Paper short abstract:
A citizen science project of the CNR-ILIESI, in collaboration with the Italian public institutions that preserve and disseminate the colonial heritage, aimed to define new methodologies for communicating the history of Italy's colonial heritage.
Paper long abstract:
In 2021, the Italian Minister of Culture created, for the first time, a working group to study issues related to colonial collections. The consequence of this delay is that today anthropologists, sociologists, historians, artists, writers, musicians, activists and members of local communities are called upon to fill the gaps left by politics. In this context, in 2023 my research institution, the CNR-ILIESI, launched a project and a scientific collaboration agreement, of which I am the scientific coordinator, with the Italian public institutions that preserve the heritage of the colonial period, which aims to answer a series of questions that can no longer be neglected: how were colonial collections acquired? what is the history of these collection campaigns? in what political conditions did they take place? What is the relationship between museum institutions and colonial collections? Has the colonial experience influenced both the scientific lexicon and the ethnographic gaze of the Italian ethno-anthropological disciplines born between 1800 and 1900?

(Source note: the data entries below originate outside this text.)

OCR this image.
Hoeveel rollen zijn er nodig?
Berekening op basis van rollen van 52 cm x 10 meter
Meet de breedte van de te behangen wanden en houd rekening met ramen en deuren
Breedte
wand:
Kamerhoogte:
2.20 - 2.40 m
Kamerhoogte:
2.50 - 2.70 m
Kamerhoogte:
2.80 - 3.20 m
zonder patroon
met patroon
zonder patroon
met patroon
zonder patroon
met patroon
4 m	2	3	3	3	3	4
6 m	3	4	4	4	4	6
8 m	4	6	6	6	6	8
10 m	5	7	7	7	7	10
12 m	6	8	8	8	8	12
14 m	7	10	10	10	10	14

The ultimate goal of the project, and its educational activities, is to define new methodologies for telling the story of Italian colonial collections. The innovative aspect of the project is that it takes into account not only the colonial objects preserved in Italian museums, but also the archival heritage, which often preserves documents that are not easily accessible to the public, in a cross-analysis approach and with the active participation of citizens.